The Motley Fool Discussion Boards
Investment Analysis Clubs / Macro Economic Trends and Risks
|Subject: Re: Portfolio Strategy in a Global Down Draft||Date: 9/15/2008 11:31 PM|
|Author: desertdaveataol||Number: 252188 of 473999|
I should have stuck to the plan ... If I can pick up stacks paying 5-6% yields at the bottom, I should be able to ride them up for quite a few years until we have to rinse and repeat again.
My plan, such as it is, is to keep a big chunk of my money in Vanguard's GNMA Admiral Shares (VFIJX) @ ~5.10% until Oct/Nov when I expect the stock market to stumble over its own untied shoelaces. At that point, with a click or a phone call, I can transfer it in an instant to my Vanguard Treasury Money Market Fund (VMPXX) account which funds my stock purchases through Vanguard. VMPXX pays a penurious compound yield of 1.66% so I don't want to make that transfer until the last minute.

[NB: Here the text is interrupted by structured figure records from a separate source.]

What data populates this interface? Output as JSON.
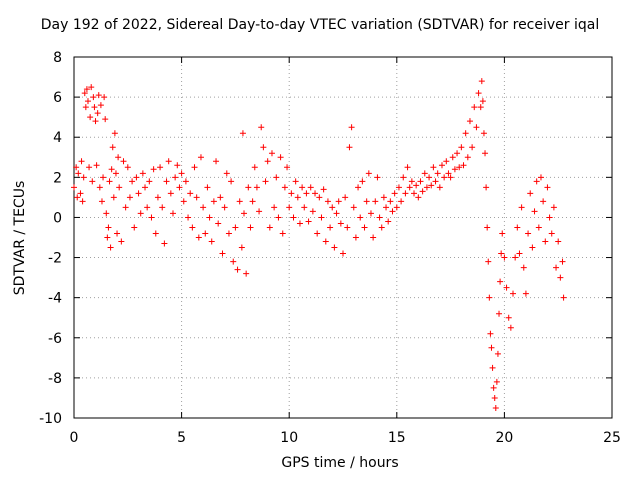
{
  "chart_data": {
    "type": "scatter",
    "title": "Day 192 of 2022, Sidereal Day-to-day VTEC variation (SDTVAR) for receiver iqal",
    "xlabel": "GPS time / hours",
    "ylabel": "SDTVAR / TECUs",
    "xlim": [
      0,
      25
    ],
    "ylim": [
      -10,
      8
    ],
    "xticks": [
      "0",
      "5",
      "10",
      "15",
      "20",
      "25"
    ],
    "yticks": [
      "-10",
      "-8",
      "-6",
      "-4",
      "-2",
      "0",
      "2",
      "4",
      "6",
      "8"
    ],
    "grid": true,
    "marker": "+",
    "color": "#ff0000",
    "series": [
      {
        "name": "SDTVAR",
        "points": [
          [
            0.0,
            1.5
          ],
          [
            0.1,
            2.5
          ],
          [
            0.15,
            1.0
          ],
          [
            0.2,
            2.2
          ],
          [
            0.3,
            1.2
          ],
          [
            0.35,
            2.8
          ],
          [
            0.4,
            0.8
          ],
          [
            0.45,
            2.0
          ],
          [
            0.5,
            6.2
          ],
          [
            0.55,
            5.5
          ],
          [
            0.6,
            6.4
          ],
          [
            0.65,
            5.8
          ],
          [
            0.7,
            2.5
          ],
          [
            0.75,
            5.0
          ],
          [
            0.8,
            6.5
          ],
          [
            0.85,
            1.8
          ],
          [
            0.9,
            6.0
          ],
          [
            0.95,
            5.5
          ],
          [
            1.0,
            4.8
          ],
          [
            1.05,
            2.6
          ],
          [
            1.1,
            5.2
          ],
          [
            1.15,
            6.1
          ],
          [
            1.2,
            1.5
          ],
          [
            1.25,
            5.6
          ],
          [
            1.3,
            0.8
          ],
          [
            1.35,
            2.0
          ],
          [
            1.4,
            6.0
          ],
          [
            1.45,
            4.9
          ],
          [
            1.5,
            0.2
          ],
          [
            1.55,
            -1.0
          ],
          [
            1.6,
            -0.5
          ],
          [
            1.65,
            1.8
          ],
          [
            1.7,
            -1.5
          ],
          [
            1.75,
            2.4
          ],
          [
            1.8,
            3.5
          ],
          [
            1.85,
            1.0
          ],
          [
            1.9,
            4.2
          ],
          [
            1.95,
            2.2
          ],
          [
            2.0,
            -0.8
          ],
          [
            2.05,
            3.0
          ],
          [
            2.1,
            1.5
          ],
          [
            2.2,
            -1.2
          ],
          [
            2.3,
            2.8
          ],
          [
            2.4,
            0.5
          ],
          [
            2.5,
            2.5
          ],
          [
            2.6,
            1.0
          ],
          [
            2.7,
            1.8
          ],
          [
            2.8,
            -0.5
          ],
          [
            2.9,
            2.0
          ],
          [
            3.0,
            1.2
          ],
          [
            3.1,
            0.2
          ],
          [
            3.2,
            2.2
          ],
          [
            3.3,
            1.5
          ],
          [
            3.4,
            0.5
          ],
          [
            3.5,
            1.8
          ],
          [
            3.6,
            0.0
          ],
          [
            3.7,
            2.4
          ],
          [
            3.8,
            -0.8
          ],
          [
            3.9,
            1.0
          ],
          [
            4.0,
            2.5
          ],
          [
            4.1,
            0.5
          ],
          [
            4.2,
            -1.3
          ],
          [
            4.3,
            1.8
          ],
          [
            4.4,
            2.8
          ],
          [
            4.5,
            1.2
          ],
          [
            4.6,
            0.2
          ],
          [
            4.7,
            2.0
          ],
          [
            4.8,
            2.6
          ],
          [
            4.9,
            1.5
          ],
          [
            5.0,
            2.2
          ],
          [
            5.1,
            0.8
          ],
          [
            5.2,
            1.8
          ],
          [
            5.3,
            0.0
          ],
          [
            5.4,
            1.2
          ],
          [
            5.5,
            -0.5
          ],
          [
            5.6,
            2.5
          ],
          [
            5.7,
            1.0
          ],
          [
            5.8,
            -1.0
          ],
          [
            5.9,
            3.0
          ],
          [
            6.0,
            0.5
          ],
          [
            6.1,
            -0.8
          ],
          [
            6.2,
            1.5
          ],
          [
            6.3,
            0.0
          ],
          [
            6.4,
            -1.2
          ],
          [
            6.5,
            0.8
          ],
          [
            6.6,
            2.8
          ],
          [
            6.7,
            -0.3
          ],
          [
            6.8,
            1.0
          ],
          [
            6.9,
            -1.8
          ],
          [
            7.0,
            0.5
          ],
          [
            7.1,
            2.2
          ],
          [
            7.2,
            -0.8
          ],
          [
            7.3,
            1.8
          ],
          [
            7.4,
            -2.2
          ],
          [
            7.5,
            -0.5
          ],
          [
            7.6,
            -2.6
          ],
          [
            7.7,
            0.8
          ],
          [
            7.8,
            -1.5
          ],
          [
            7.85,
            4.2
          ],
          [
            7.9,
            0.2
          ],
          [
            8.0,
            -2.8
          ],
          [
            8.1,
            1.5
          ],
          [
            8.2,
            -0.5
          ],
          [
            8.3,
            0.8
          ],
          [
            8.4,
            2.5
          ],
          [
            8.5,
            1.5
          ],
          [
            8.6,
            0.3
          ],
          [
            8.7,
            4.5
          ],
          [
            8.8,
            3.5
          ],
          [
            8.9,
            1.8
          ],
          [
            9.0,
            2.8
          ],
          [
            9.1,
            -0.5
          ],
          [
            9.2,
            3.2
          ],
          [
            9.3,
            0.5
          ],
          [
            9.4,
            2.0
          ],
          [
            9.5,
            0.0
          ],
          [
            9.6,
            3.0
          ],
          [
            9.7,
            -0.8
          ],
          [
            9.8,
            1.5
          ],
          [
            9.9,
            2.5
          ],
          [
            10.0,
            0.5
          ],
          [
            10.1,
            1.2
          ],
          [
            10.2,
            0.0
          ],
          [
            10.3,
            1.8
          ],
          [
            10.4,
            1.0
          ],
          [
            10.5,
            -0.3
          ],
          [
            10.6,
            1.5
          ],
          [
            10.7,
            0.5
          ],
          [
            10.8,
            1.2
          ],
          [
            10.9,
            -0.2
          ],
          [
            11.0,
            1.5
          ],
          [
            11.1,
            0.3
          ],
          [
            11.2,
            1.2
          ],
          [
            11.3,
            -0.8
          ],
          [
            11.4,
            1.0
          ],
          [
            11.5,
            0.0
          ],
          [
            11.6,
            1.4
          ],
          [
            11.7,
            -1.2
          ],
          [
            11.8,
            0.8
          ],
          [
            11.9,
            -0.5
          ],
          [
            12.0,
            0.5
          ],
          [
            12.1,
            -1.5
          ],
          [
            12.2,
            0.2
          ],
          [
            12.3,
            0.8
          ],
          [
            12.4,
            -0.3
          ],
          [
            12.5,
            -1.8
          ],
          [
            12.6,
            1.0
          ],
          [
            12.7,
            -0.5
          ],
          [
            12.8,
            3.5
          ],
          [
            12.9,
            4.5
          ],
          [
            13.0,
            0.5
          ],
          [
            13.1,
            -1.0
          ],
          [
            13.2,
            1.5
          ],
          [
            13.3,
            0.0
          ],
          [
            13.4,
            1.8
          ],
          [
            13.5,
            -0.5
          ],
          [
            13.6,
            0.8
          ],
          [
            13.7,
            2.2
          ],
          [
            13.8,
            0.2
          ],
          [
            13.9,
            -1.0
          ],
          [
            14.0,
            0.8
          ],
          [
            14.1,
            2.0
          ],
          [
            14.2,
            0.0
          ],
          [
            14.3,
            -0.5
          ],
          [
            14.4,
            1.0
          ],
          [
            14.5,
            0.5
          ],
          [
            14.6,
            -0.2
          ],
          [
            14.7,
            0.8
          ],
          [
            14.8,
            0.3
          ],
          [
            14.9,
            1.2
          ],
          [
            15.0,
            0.5
          ],
          [
            15.1,
            1.5
          ],
          [
            15.2,
            0.8
          ],
          [
            15.3,
            2.0
          ],
          [
            15.4,
            1.2
          ],
          [
            15.5,
            2.5
          ],
          [
            15.6,
            1.5
          ],
          [
            15.7,
            1.8
          ],
          [
            15.8,
            1.2
          ],
          [
            15.9,
            1.6
          ],
          [
            16.0,
            1.0
          ],
          [
            16.1,
            1.8
          ],
          [
            16.2,
            1.3
          ],
          [
            16.3,
            2.2
          ],
          [
            16.4,
            1.5
          ],
          [
            16.5,
            2.0
          ],
          [
            16.6,
            1.6
          ],
          [
            16.7,
            2.5
          ],
          [
            16.8,
            1.8
          ],
          [
            16.9,
            2.2
          ],
          [
            17.0,
            1.5
          ],
          [
            17.1,
            2.6
          ],
          [
            17.2,
            2.0
          ],
          [
            17.3,
            2.8
          ],
          [
            17.4,
            2.2
          ],
          [
            17.5,
            2.0
          ],
          [
            17.6,
            3.0
          ],
          [
            17.7,
            2.4
          ],
          [
            17.8,
            3.2
          ],
          [
            17.9,
            2.5
          ],
          [
            18.0,
            3.5
          ],
          [
            18.1,
            2.6
          ],
          [
            18.2,
            4.2
          ],
          [
            18.3,
            3.0
          ],
          [
            18.4,
            4.8
          ],
          [
            18.5,
            3.5
          ],
          [
            18.6,
            5.5
          ],
          [
            18.7,
            4.5
          ],
          [
            18.8,
            6.2
          ],
          [
            18.9,
            5.5
          ],
          [
            18.95,
            6.8
          ],
          [
            19.0,
            5.8
          ],
          [
            19.05,
            4.2
          ],
          [
            19.1,
            3.2
          ],
          [
            19.15,
            1.5
          ],
          [
            19.2,
            -0.5
          ],
          [
            19.25,
            -2.2
          ],
          [
            19.3,
            -4.0
          ],
          [
            19.35,
            -5.8
          ],
          [
            19.4,
            -6.5
          ],
          [
            19.45,
            -7.5
          ],
          [
            19.5,
            -8.5
          ],
          [
            19.55,
            -9.0
          ],
          [
            19.6,
            -9.5
          ],
          [
            19.65,
            -8.2
          ],
          [
            19.7,
            -6.8
          ],
          [
            19.75,
            -4.8
          ],
          [
            19.8,
            -3.2
          ],
          [
            19.85,
            -1.8
          ],
          [
            19.9,
            -0.8
          ],
          [
            20.0,
            -2.0
          ],
          [
            20.1,
            -3.5
          ],
          [
            20.2,
            -5.0
          ],
          [
            20.3,
            -5.5
          ],
          [
            20.4,
            -3.8
          ],
          [
            20.5,
            -2.0
          ],
          [
            20.6,
            -0.5
          ],
          [
            20.7,
            -1.8
          ],
          [
            20.8,
            0.5
          ],
          [
            20.9,
            -2.5
          ],
          [
            21.0,
            -3.8
          ],
          [
            21.1,
            -0.8
          ],
          [
            21.2,
            1.2
          ],
          [
            21.3,
            -1.5
          ],
          [
            21.4,
            0.3
          ],
          [
            21.5,
            1.8
          ],
          [
            21.6,
            -0.5
          ],
          [
            21.7,
            2.0
          ],
          [
            21.8,
            0.8
          ],
          [
            21.9,
            -1.2
          ],
          [
            22.0,
            1.5
          ],
          [
            22.1,
            0.0
          ],
          [
            22.2,
            -0.8
          ],
          [
            22.3,
            0.5
          ],
          [
            22.4,
            -2.5
          ],
          [
            22.5,
            -1.2
          ],
          [
            22.6,
            -3.0
          ],
          [
            22.7,
            -2.2
          ],
          [
            22.75,
            -4.0
          ]
        ]
      }
    ]
  }
}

Failing that, I'm expecting the other shoe to fall in March/April '09 when the majority of Alt-A and Option ARMs are scheduled to reset.

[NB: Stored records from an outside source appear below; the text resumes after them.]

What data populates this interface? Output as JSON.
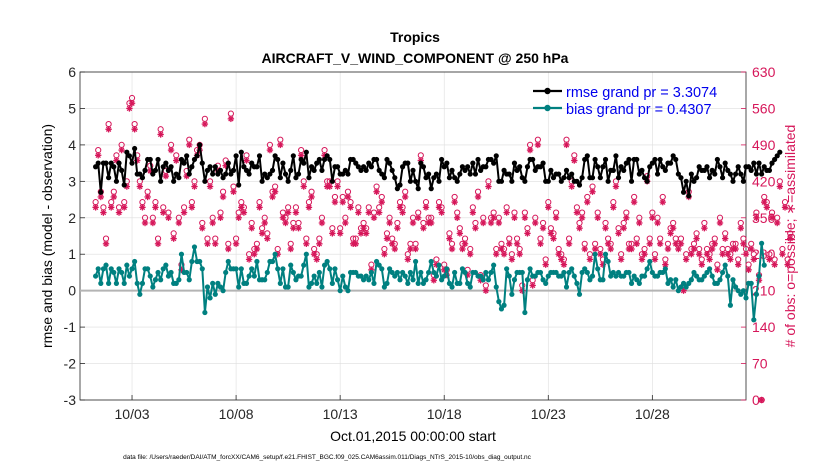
{
  "chart_data": {
    "type": "line",
    "title": "Tropics",
    "subtitle": "AIRCRAFT_V_WIND_COMPONENT @ 250 hPa",
    "xlabel": "Oct.01,2015 00:00:00 start",
    "ylabel": "rmse and bias (model - observation)",
    "y2label": "# of obs: o=possible; ∗=assimilated",
    "footnote": "data file: /Users/raeder/DAI/ATM_forcXX/CAM6_setup/f.e21.FHIST_BGC.f09_025.CAM6assim.011/Diags_NTrS_2015-10/obs_diag_output.nc",
    "xlim": [
      0.5,
      32.5
    ],
    "ylim": [
      -3,
      6
    ],
    "y2lim": [
      0,
      630
    ],
    "xticks": [
      3,
      8,
      13,
      18,
      23,
      28
    ],
    "xticklabels": [
      "10/03",
      "10/08",
      "10/13",
      "10/18",
      "10/23",
      "10/28"
    ],
    "yticks": [
      -3,
      -2,
      -1,
      0,
      1,
      2,
      3,
      4,
      5,
      6
    ],
    "yticklabels": [
      "-3",
      "-2",
      "-1",
      "0",
      "1",
      "2",
      "3",
      "4",
      "5",
      "6"
    ],
    "y2ticks": [
      0,
      70,
      140,
      210,
      280,
      350,
      420,
      490,
      560,
      630
    ],
    "y2ticklabels": [
      "0",
      "70",
      "140",
      "210",
      "280",
      "350",
      "420",
      "490",
      "560",
      "630"
    ],
    "grid": true,
    "legend_position": "top-right",
    "colors": {
      "rmse": "#000000",
      "bias": "#008080",
      "obs": "#d6175a",
      "zero_line": "#b4b4b4"
    },
    "series": [
      {
        "name": "rmse grand pr = 3.3074",
        "axis": "left",
        "values": [
          3.4,
          3.5,
          2.7,
          3.5,
          3.5,
          3.1,
          3.5,
          3.4,
          3.0,
          3.5,
          3.3,
          2.9,
          3.8,
          3.7,
          3.5,
          3.9,
          3.2,
          3.2,
          3.1,
          3.3,
          3.6,
          3.6,
          3.2,
          3.3,
          3.6,
          3.0,
          3.4,
          3.5,
          3.3,
          3.4,
          3.0,
          3.2,
          3.1,
          3.6,
          3.5,
          3.7,
          3.2,
          3.4,
          3.6,
          3.7,
          4.0,
          3.5,
          3.0,
          3.3,
          3.4,
          3.2,
          3.4,
          3.2,
          3.3,
          3.1,
          3.2,
          3.5,
          3.2,
          3.3,
          3.7,
          2.9,
          3.8,
          3.4,
          3.3,
          3.2,
          3.5,
          3.4,
          3.4,
          3.7,
          3.0,
          3.2,
          3.1,
          3.2,
          3.3,
          3.7,
          3.6,
          3.1,
          3.5,
          3.2,
          3.0,
          3.3,
          3.7,
          3.1,
          3.2,
          3.6,
          3.5,
          3.8,
          3.1,
          3.4,
          3.3,
          3.5,
          3.6,
          3.3,
          3.6,
          3.7,
          3.6,
          3.0,
          3.4,
          3.4,
          3.2,
          3.2,
          3.3,
          3.2,
          3.6,
          3.6,
          3.5,
          3.4,
          3.3,
          3.4,
          3.3,
          3.5,
          3.4,
          3.6,
          3.6,
          3.3,
          3.2,
          3.1,
          3.6,
          3.5,
          3.3,
          3.1,
          2.8,
          2.9,
          3.4,
          3.5,
          3.5,
          3.0,
          3.3,
          3.0,
          2.8,
          3.5,
          3.4,
          3.1,
          3.2,
          2.8,
          3.1,
          3.2,
          3.0,
          3.6,
          3.4,
          3.5,
          3.1,
          3.3,
          3.1,
          3.0,
          3.2,
          3.4,
          3.3,
          3.4,
          3.2,
          3.5,
          3.2,
          3.6,
          3.3,
          3.4,
          3.4,
          3.6,
          3.6,
          3.5,
          3.7,
          3.0,
          3.0,
          3.3,
          3.2,
          3.2,
          3.0,
          3.5,
          3.3,
          3.4,
          3.1,
          3.0,
          3.4,
          3.6,
          3.6,
          3.3,
          3.4,
          3.4,
          3.5,
          3.0,
          3.0,
          3.3,
          3.1,
          3.2,
          3.2,
          3.0,
          3.1,
          3.3,
          3.1,
          3.2,
          3.0,
          3.0,
          2.9,
          3.1,
          3.6,
          3.7,
          3.1,
          3.1,
          3.6,
          3.4,
          3.1,
          3.4,
          3.6,
          3.0,
          3.3,
          3.3,
          3.7,
          3.1,
          3.4,
          3.3,
          3.5,
          3.6,
          3.0,
          3.6,
          3.6,
          3.2,
          3.3,
          3.1,
          3.0,
          3.4,
          3.5,
          3.6,
          3.2,
          3.6,
          3.4,
          3.3,
          3.5,
          3.5,
          3.7,
          3.6,
          3.2,
          3.1,
          2.7,
          3.0,
          2.6,
          3.2,
          3.0,
          3.1,
          3.4,
          3.3,
          3.3,
          3.4,
          3.1,
          3.3,
          3.2,
          3.6,
          3.4,
          3.1,
          3.5,
          3.3,
          3.2,
          3.0,
          3.2,
          3.4,
          3.2,
          3.0,
          3.4,
          3.4,
          3.3,
          3.5,
          3.2,
          3.5,
          3.2,
          3.4,
          3.3,
          3.3,
          3.5,
          3.6,
          3.7,
          3.8
        ]
      },
      {
        "name": "bias grand pr = 0.4307",
        "axis": "left",
        "values": [
          0.4,
          0.6,
          0.2,
          0.6,
          0.7,
          0.2,
          0.6,
          0.5,
          0.2,
          0.6,
          0.5,
          0.2,
          0.7,
          0.4,
          0.6,
          0.8,
          0.2,
          -0.1,
          0.2,
          0.6,
          0.6,
          0.4,
          0.1,
          0.3,
          0.5,
          0.3,
          0.6,
          0.7,
          0.4,
          0.5,
          0.2,
          0.2,
          0.3,
          1.0,
          0.5,
          0.5,
          0.3,
          0.8,
          1.2,
          0.8,
          0.8,
          0.6,
          -0.6,
          0.1,
          -0.2,
          0.2,
          -0.1,
          0.2,
          0.1,
          0.0,
          0.5,
          0.8,
          0.6,
          0.6,
          0.6,
          0.1,
          0.6,
          0.2,
          0.2,
          0.4,
          0.6,
          0.4,
          0.8,
          0.3,
          0.3,
          0.3,
          0.5,
          0.8,
          0.8,
          1.0,
          0.6,
          0.2,
          0.6,
          0.1,
          0.1,
          0.7,
          0.5,
          0.3,
          0.4,
          0.4,
          0.7,
          1.0,
          0.1,
          0.2,
          0.4,
          0.2,
          0.5,
          0.1,
          0.7,
          0.8,
          0.6,
          0.2,
          0.6,
          0.3,
          0.0,
          0.4,
          0.1,
          0.0,
          0.5,
          0.5,
          0.5,
          0.4,
          0.4,
          0.3,
          0.4,
          0.3,
          0.5,
          0.2,
          0.8,
          0.7,
          0.6,
          0.1,
          0.2,
          0.6,
          0.5,
          0.4,
          0.5,
          0.3,
          0.5,
          0.4,
          0.2,
          0.5,
          0.3,
          0.8,
          0.2,
          0.5,
          0.2,
          0.3,
          0.5,
          0.8,
          0.5,
          0.4,
          0.7,
          0.3,
          0.4,
          0.6,
          0.2,
          0.1,
          0.5,
          0.2,
          0.2,
          0.6,
          0.5,
          0.2,
          0.1,
          0.5,
          0.5,
          0.4,
          0.4,
          0.3,
          0.5,
          0.3,
          0.5,
          0.7,
          0.1,
          -0.3,
          -0.5,
          -0.4,
          0.6,
          0.4,
          -0.1,
          0.3,
          0.5,
          0.5,
          0.5,
          -0.6,
          0.3,
          0.6,
          0.4,
          0.4,
          0.5,
          0.5,
          0.3,
          0.2,
          0.4,
          0.5,
          0.5,
          0.5,
          0.4,
          0.4,
          0.5,
          0.1,
          0.5,
          0.6,
          0.4,
          0.2,
          -0.1,
          0.5,
          0.6,
          0.5,
          0.3,
          0.4,
          1.0,
          0.6,
          0.3,
          0.3,
          1.0,
          0.8,
          0.4,
          0.5,
          0.4,
          0.5,
          0.4,
          0.4,
          0.5,
          0.5,
          0.2,
          0.4,
          0.3,
          0.2,
          0.4,
          0.4,
          0.6,
          0.8,
          0.5,
          0.4,
          0.4,
          0.5,
          0.5,
          0.6,
          0.2,
          0.3,
          0.1,
          0.3,
          0.0,
          0.1,
          0.2,
          0.1,
          0.2,
          0.3,
          0.5,
          0.4,
          0.3,
          0.3,
          0.4,
          0.5,
          0.6,
          0.4,
          0.2,
          0.2,
          0.3,
          0.5,
          0.7,
          0.4,
          -0.4,
          0.3,
          0.1,
          0.0,
          -0.1,
          0.0,
          -0.2,
          0.2,
          0.2,
          -0.8,
          -0.1,
          0.4,
          1.3,
          0.7
        ]
      }
    ],
    "obs_counts": {
      "name": "# of obs",
      "axis": "right",
      "possible": [
        380,
        480,
        400,
        370,
        310,
        530,
        380,
        400,
        470,
        370,
        490,
        380,
        420,
        570,
        580,
        530,
        470,
        420,
        380,
        350,
        400,
        450,
        350,
        380,
        310,
        520,
        370,
        440,
        360,
        490,
        320,
        470,
        350,
        260,
        370,
        440,
        500,
        380,
        420,
        480,
        490,
        340,
        540,
        310,
        420,
        350,
        310,
        450,
        360,
        400,
        460,
        300,
        550,
        410,
        310,
        360,
        380,
        370,
        470,
        280,
        340,
        290,
        300,
        380,
        330,
        350,
        320,
        490,
        400,
        410,
        290,
        500,
        360,
        350,
        370,
        300,
        340,
        370,
        340,
        480,
        420,
        310,
        380,
        400,
        290,
        280,
        310,
        350,
        480,
        420,
        420,
        330,
        390,
        420,
        330,
        390,
        350,
        400,
        380,
        310,
        310,
        370,
        330,
        340,
        330,
        370,
        260,
        360,
        410,
        370,
        390,
        290,
        320,
        350,
        310,
        300,
        340,
        380,
        370,
        400,
        280,
        300,
        350,
        300,
        360,
        470,
        340,
        380,
        350,
        350,
        240,
        270,
        380,
        370,
        260,
        250,
        320,
        300,
        390,
        360,
        330,
        300,
        310,
        250,
        290,
        370,
        340,
        400,
        240,
        350,
        220,
        420,
        350,
        360,
        290,
        350,
        300,
        290,
        370,
        310,
        280,
        360,
        310,
        290,
        220,
        360,
        330,
        490,
        230,
        350,
        500,
        310,
        340,
        270,
        380,
        330,
        320,
        360,
        290,
        280,
        270,
        500,
        310,
        420,
        470,
        370,
        340,
        360,
        300,
        390,
        280,
        410,
        300,
        360,
        290,
        270,
        340,
        310,
        300,
        380,
        420,
        330,
        280,
        340,
        360,
        300,
        300,
        390,
        310,
        350,
        280,
        290,
        430,
        310,
        360,
        280,
        350,
        310,
        390,
        270,
        300,
        330,
        340,
        310,
        300,
        310,
        220,
        280,
        400,
        290,
        300,
        320,
        290,
        270,
        340,
        290,
        280,
        300,
        310,
        260,
        350,
        290,
        320,
        290,
        280,
        300,
        300,
        270,
        340,
        310,
        290,
        260,
        300,
        280,
        360,
        240,
        0,
        390,
        380,
        280,
        360,
        270,
        350,
        420,
        290,
        380,
        270,
        320
      ],
      "assimilated": [
        370,
        470,
        390,
        360,
        300,
        520,
        370,
        390,
        460,
        360,
        480,
        370,
        410,
        560,
        570,
        520,
        460,
        410,
        370,
        340,
        390,
        440,
        340,
        370,
        300,
        510,
        360,
        430,
        350,
        480,
        310,
        460,
        340,
        250,
        360,
        430,
        490,
        370,
        410,
        470,
        480,
        330,
        530,
        300,
        410,
        340,
        300,
        440,
        350,
        390,
        450,
        290,
        540,
        400,
        300,
        350,
        370,
        360,
        460,
        270,
        330,
        280,
        290,
        370,
        320,
        340,
        310,
        480,
        390,
        400,
        280,
        490,
        350,
        340,
        360,
        290,
        330,
        360,
        330,
        470,
        410,
        300,
        370,
        390,
        280,
        270,
        300,
        340,
        470,
        410,
        410,
        320,
        380,
        410,
        320,
        380,
        340,
        390,
        370,
        300,
        300,
        360,
        320,
        330,
        320,
        360,
        250,
        350,
        400,
        360,
        380,
        280,
        310,
        340,
        300,
        290,
        330,
        370,
        360,
        390,
        270,
        290,
        340,
        290,
        350,
        460,
        330,
        370,
        340,
        340,
        230,
        260,
        370,
        360,
        250,
        240,
        310,
        290,
        380,
        350,
        320,
        290,
        300,
        240,
        280,
        360,
        330,
        390,
        230,
        340,
        210,
        410,
        340,
        350,
        280,
        340,
        290,
        280,
        360,
        300,
        270,
        350,
        300,
        280,
        210,
        350,
        320,
        480,
        220,
        340,
        490,
        300,
        330,
        260,
        370,
        320,
        310,
        350,
        280,
        270,
        260,
        490,
        300,
        410,
        460,
        360,
        330,
        350,
        290,
        380,
        270,
        400,
        290,
        350,
        280,
        260,
        330,
        300,
        290,
        370,
        410,
        320,
        270,
        330,
        350,
        290,
        290,
        380,
        300,
        340,
        270,
        280,
        420,
        300,
        350,
        270,
        340,
        300,
        380,
        260,
        290,
        320,
        330,
        300,
        290,
        300,
        210,
        270,
        390,
        280,
        290,
        310,
        280,
        260,
        330,
        280,
        270,
        290,
        300,
        250,
        340,
        280,
        310,
        280,
        270,
        290,
        290,
        260,
        330,
        300,
        280,
        250,
        290,
        270,
        350,
        230,
        0,
        380,
        370,
        270,
        350,
        260,
        340,
        410,
        280,
        370,
        260,
        310
      ]
    }
  }
}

Though those events are generally expected by knowledgeable persons, I'm not basing my investment strategy solely on them. I'm buying in (averaging down) as the stock market slides down the slippery slope of hope that blinds it to the realities it has created for itself (and unfortunately for the rest of us too) with its irresponsible behavior. Using new investment money, I bought 266 shares of GE @ $24.93 this morning. That's a dividend yield of almost 5%!
I plan to buy into the downward spiral (with "new" money) until the DJIA dips below 9000 or the S&P 500 is below 1000. I'll consider that a bottom and commit my Vanguard GNMA Admiral Fund (VFIJX) Shares then.